A Summary of the MegaCortex Ransomware by SophosLabs

Date: 3-May-2019
Location: Global

According to Sophos, a global leader in endpoint and network security, MegaCortex was a relatively little-seen malware that suddenly spiked in volume on May 1.

Sophos has seen MegaCortex detections in the US, Canada, Argentina, Italy, the Netherlands, France, Ireland, Hong Kong, Indonesia, and Australia. The ransomware has manual components similar to Ryuk and BitPaymer, but the adversaries behind MegaCortex use more automated tools to carry out the attack – this is unique.

Up until now, Sophos has seen automated attacks, manual attacks and blended attacks, which typically lean more towards using manual hacking techniques to move laterally; with MegaCortex, Sophos is seeing heavier use of automation coupled with the manual component. This new formula is designed to spread the infection to more victims, more quickly.

As indicated in the SophosLabs Uncut article, MegaCortex Ransomware Wants to be TheOne (by John Shier, senior security advisor, Sophos), there is no explicit value for the ransom demand in the ransom note. The attackers invite victims to email them on either of two free mail.com email addresses and send along a file that the ransomware drops on the victim’s hard drive to request decryption “services.” The ransom note also promises the cybercriminals “will include a guarantee that your company will never be inconvenienced by us,” if the victims pay the ransom, and continues, “You will also receive a consultation on how to improve your companies cyber security.”
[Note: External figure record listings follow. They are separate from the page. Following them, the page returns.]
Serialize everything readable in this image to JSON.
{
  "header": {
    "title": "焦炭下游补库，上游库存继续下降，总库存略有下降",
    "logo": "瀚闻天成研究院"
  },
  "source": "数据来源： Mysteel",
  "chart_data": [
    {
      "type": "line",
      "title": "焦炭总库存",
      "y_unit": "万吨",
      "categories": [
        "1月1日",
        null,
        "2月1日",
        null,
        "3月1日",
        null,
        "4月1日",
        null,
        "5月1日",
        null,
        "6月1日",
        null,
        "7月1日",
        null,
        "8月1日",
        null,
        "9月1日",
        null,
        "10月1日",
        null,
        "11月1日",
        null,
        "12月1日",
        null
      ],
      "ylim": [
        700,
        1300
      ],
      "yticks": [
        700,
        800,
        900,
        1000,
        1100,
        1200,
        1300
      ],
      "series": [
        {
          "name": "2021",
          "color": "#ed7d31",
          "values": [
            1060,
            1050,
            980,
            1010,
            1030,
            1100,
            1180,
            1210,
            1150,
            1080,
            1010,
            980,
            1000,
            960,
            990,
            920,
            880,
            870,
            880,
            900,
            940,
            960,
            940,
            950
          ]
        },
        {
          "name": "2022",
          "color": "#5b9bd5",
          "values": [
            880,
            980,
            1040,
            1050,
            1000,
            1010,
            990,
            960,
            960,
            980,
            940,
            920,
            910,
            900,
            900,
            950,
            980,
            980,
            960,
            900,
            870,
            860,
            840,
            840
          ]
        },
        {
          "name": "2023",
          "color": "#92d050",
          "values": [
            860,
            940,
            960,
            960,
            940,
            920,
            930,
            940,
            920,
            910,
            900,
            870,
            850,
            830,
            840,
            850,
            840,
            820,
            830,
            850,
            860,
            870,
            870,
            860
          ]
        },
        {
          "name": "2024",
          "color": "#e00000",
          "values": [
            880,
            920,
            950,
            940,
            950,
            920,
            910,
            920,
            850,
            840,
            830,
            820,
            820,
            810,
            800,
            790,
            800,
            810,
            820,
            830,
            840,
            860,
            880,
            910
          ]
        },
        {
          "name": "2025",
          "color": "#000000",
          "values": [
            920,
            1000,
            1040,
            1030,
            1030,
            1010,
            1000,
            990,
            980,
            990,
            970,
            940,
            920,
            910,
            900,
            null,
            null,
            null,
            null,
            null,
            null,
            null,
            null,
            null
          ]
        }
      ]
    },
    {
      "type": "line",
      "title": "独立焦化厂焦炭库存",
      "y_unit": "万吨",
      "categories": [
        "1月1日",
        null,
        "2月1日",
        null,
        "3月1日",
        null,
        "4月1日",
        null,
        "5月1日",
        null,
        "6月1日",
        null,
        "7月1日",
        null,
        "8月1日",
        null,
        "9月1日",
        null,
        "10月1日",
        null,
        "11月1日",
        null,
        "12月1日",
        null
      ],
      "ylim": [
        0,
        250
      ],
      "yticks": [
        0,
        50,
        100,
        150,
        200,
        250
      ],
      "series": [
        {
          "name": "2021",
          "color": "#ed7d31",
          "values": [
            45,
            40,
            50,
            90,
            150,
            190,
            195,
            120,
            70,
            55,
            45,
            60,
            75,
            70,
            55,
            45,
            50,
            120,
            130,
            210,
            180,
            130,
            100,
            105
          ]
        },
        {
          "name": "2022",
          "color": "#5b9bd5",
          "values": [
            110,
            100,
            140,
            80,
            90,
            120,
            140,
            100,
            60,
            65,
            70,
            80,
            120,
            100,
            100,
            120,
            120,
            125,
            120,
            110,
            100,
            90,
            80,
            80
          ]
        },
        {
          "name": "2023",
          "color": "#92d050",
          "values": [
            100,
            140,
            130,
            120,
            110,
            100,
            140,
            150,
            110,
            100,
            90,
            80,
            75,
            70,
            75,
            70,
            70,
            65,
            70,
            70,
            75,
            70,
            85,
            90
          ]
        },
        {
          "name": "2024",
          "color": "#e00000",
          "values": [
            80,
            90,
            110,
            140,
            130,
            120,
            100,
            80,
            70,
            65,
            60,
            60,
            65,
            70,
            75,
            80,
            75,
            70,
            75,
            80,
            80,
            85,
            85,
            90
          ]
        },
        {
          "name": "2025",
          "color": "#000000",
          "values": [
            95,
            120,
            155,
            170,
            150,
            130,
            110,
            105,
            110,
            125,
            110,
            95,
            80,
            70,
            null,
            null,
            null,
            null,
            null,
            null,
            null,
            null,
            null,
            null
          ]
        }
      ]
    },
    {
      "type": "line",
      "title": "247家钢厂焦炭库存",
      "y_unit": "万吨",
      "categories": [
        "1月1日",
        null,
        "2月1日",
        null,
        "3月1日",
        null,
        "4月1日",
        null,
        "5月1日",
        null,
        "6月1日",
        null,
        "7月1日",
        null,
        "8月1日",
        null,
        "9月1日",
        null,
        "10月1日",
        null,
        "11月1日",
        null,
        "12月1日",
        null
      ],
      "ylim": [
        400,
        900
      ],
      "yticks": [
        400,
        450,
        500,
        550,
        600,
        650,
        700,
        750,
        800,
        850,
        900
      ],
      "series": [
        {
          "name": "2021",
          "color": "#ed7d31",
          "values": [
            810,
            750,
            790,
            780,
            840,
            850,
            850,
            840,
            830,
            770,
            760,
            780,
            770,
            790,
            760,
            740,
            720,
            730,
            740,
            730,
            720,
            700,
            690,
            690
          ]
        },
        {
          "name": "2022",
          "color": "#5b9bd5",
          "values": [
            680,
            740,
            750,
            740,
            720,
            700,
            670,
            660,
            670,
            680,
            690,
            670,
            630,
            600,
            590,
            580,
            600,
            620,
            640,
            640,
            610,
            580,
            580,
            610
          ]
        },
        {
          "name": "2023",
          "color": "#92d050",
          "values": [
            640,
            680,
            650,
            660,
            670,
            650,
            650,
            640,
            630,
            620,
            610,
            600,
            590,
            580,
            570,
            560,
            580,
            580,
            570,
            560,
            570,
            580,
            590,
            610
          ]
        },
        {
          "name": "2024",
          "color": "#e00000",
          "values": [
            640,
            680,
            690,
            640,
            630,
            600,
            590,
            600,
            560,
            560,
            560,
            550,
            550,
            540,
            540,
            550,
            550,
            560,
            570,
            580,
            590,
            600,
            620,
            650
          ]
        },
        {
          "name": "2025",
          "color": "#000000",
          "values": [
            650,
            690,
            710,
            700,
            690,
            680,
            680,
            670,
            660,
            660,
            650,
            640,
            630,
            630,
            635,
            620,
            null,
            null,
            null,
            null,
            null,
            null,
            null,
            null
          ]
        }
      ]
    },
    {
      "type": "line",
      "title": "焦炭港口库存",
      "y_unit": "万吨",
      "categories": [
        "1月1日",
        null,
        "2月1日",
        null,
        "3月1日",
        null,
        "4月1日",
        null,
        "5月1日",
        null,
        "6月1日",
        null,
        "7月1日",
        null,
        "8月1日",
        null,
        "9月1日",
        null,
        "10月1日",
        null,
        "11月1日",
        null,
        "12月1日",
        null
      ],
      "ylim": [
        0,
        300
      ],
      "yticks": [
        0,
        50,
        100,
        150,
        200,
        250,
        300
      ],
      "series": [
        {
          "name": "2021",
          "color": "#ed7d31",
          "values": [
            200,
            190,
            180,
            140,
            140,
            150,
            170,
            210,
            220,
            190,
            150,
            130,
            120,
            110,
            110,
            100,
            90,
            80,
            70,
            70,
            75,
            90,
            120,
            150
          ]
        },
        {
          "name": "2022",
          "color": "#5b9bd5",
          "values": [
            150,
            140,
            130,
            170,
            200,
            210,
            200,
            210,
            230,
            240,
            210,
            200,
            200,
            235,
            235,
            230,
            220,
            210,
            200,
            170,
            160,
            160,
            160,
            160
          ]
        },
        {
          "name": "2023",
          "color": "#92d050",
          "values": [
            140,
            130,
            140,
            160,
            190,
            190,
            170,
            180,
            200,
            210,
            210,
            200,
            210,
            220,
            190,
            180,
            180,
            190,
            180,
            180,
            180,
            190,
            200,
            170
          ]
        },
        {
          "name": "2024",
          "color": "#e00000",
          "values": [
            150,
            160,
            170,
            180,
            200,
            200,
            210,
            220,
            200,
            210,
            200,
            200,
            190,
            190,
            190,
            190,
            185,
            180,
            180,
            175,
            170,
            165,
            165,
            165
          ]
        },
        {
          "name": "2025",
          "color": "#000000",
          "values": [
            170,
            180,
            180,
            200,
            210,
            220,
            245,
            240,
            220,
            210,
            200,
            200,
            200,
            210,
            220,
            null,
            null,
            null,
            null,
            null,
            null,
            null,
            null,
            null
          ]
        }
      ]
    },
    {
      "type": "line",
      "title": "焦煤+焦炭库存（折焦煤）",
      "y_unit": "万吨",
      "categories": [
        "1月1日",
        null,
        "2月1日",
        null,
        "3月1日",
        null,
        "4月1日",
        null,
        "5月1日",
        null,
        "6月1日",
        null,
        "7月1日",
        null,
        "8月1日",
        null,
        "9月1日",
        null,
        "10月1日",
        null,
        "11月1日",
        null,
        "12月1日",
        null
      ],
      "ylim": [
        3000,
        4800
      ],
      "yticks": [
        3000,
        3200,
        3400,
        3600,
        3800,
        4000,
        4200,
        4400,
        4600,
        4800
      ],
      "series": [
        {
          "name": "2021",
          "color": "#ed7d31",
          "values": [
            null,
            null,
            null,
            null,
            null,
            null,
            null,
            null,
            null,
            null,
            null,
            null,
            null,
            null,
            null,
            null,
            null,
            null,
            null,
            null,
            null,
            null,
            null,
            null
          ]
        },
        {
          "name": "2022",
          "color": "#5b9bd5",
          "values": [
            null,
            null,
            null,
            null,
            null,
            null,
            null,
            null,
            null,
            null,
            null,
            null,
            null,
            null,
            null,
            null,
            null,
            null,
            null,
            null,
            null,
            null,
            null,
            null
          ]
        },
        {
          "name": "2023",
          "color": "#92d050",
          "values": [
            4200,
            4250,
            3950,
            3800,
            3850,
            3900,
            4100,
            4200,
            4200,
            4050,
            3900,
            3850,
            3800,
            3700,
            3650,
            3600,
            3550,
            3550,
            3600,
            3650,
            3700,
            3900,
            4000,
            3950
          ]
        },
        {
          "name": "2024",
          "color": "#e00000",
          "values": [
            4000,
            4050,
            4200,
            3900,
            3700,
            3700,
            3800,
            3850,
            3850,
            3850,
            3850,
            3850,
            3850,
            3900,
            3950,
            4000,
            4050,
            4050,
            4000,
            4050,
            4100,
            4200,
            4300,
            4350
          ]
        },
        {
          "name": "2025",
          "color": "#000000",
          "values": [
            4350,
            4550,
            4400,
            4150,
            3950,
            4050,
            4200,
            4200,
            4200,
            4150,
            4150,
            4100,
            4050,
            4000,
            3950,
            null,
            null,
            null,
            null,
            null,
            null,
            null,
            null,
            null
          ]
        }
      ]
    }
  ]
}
Sophos has the following protection recommendations:
  • It appears that there's a strong correlation between the presence of MegaCortex, and a pre-existing, ongoing infection on the victims' networks with both Emotet and Qbot. If IT managers are seeing alerts about Emotet or Qbot infections, those should take a high priority. Both of those bots can be used to distribute other malware, and it's possible that's how the MegaCortex infections got their start
  • Sophos has not seen any indication so far that Remote Desktop Protocol (RDP) has been abused to break into networks, but we know that holes in enterprise firewalls that allow people to connect to RDP remain relatively common. We strongly discourage this practice and suggest that any IT admin who wishes to do this put the RDP machine behind a VPN
  • As the attack seems to indicate that an administrative password was abused by the criminals, we also recommend the widespread adoption of two-factor authentication wherever possible
  • Keeping regular backups of your most important and current data on an offline storage device is the best way to avoid having to pay a ransom
  • Use anti-ransomware protection, such as Sophos Intercept X, to block MegaCortex and future ransomware
“We suspect this is your script kiddie/living-off-the-land ‘mega bundle’ and a good example of what we've lately been calling cybercriminal pen-testing. The MegaCortex attackers have taken the blended threat approach and turned it up to 11, by increasing the automated component to target more victims. Once they have your admin credentials, there's no stopping them. Launching the attack from your own domain controller is a great way for the attackers to inherit all the authority they need to impact everything in an organization. Organizations need to pay attention to basic security controls and perform security assessments, before the criminals do, to prevent attackers like these from slipping through,” said John Shier, senior security advisor, Sophos.

MegaCortex basic workflow:
  • A domain controller (DC) is compromised - On Microsoft Servers, a domain controller is a server computer that responds to security authentication requests within a Windows domain.
  • The attacker, using stolen admin creds, executed a PowerShell script that was heavily obfuscated.
  • The attacker issues commands via the compromised domain controller (DC), which the attacker is remotely accessing using the reverse shell.
  • The DC uses WMI to push the malware — a copy of PsExec renamed rstwg.exe, the main malware executable, and a batch file — to the rest of the computers on the network that it can reach, and then runs the batch file remotely via PsExec.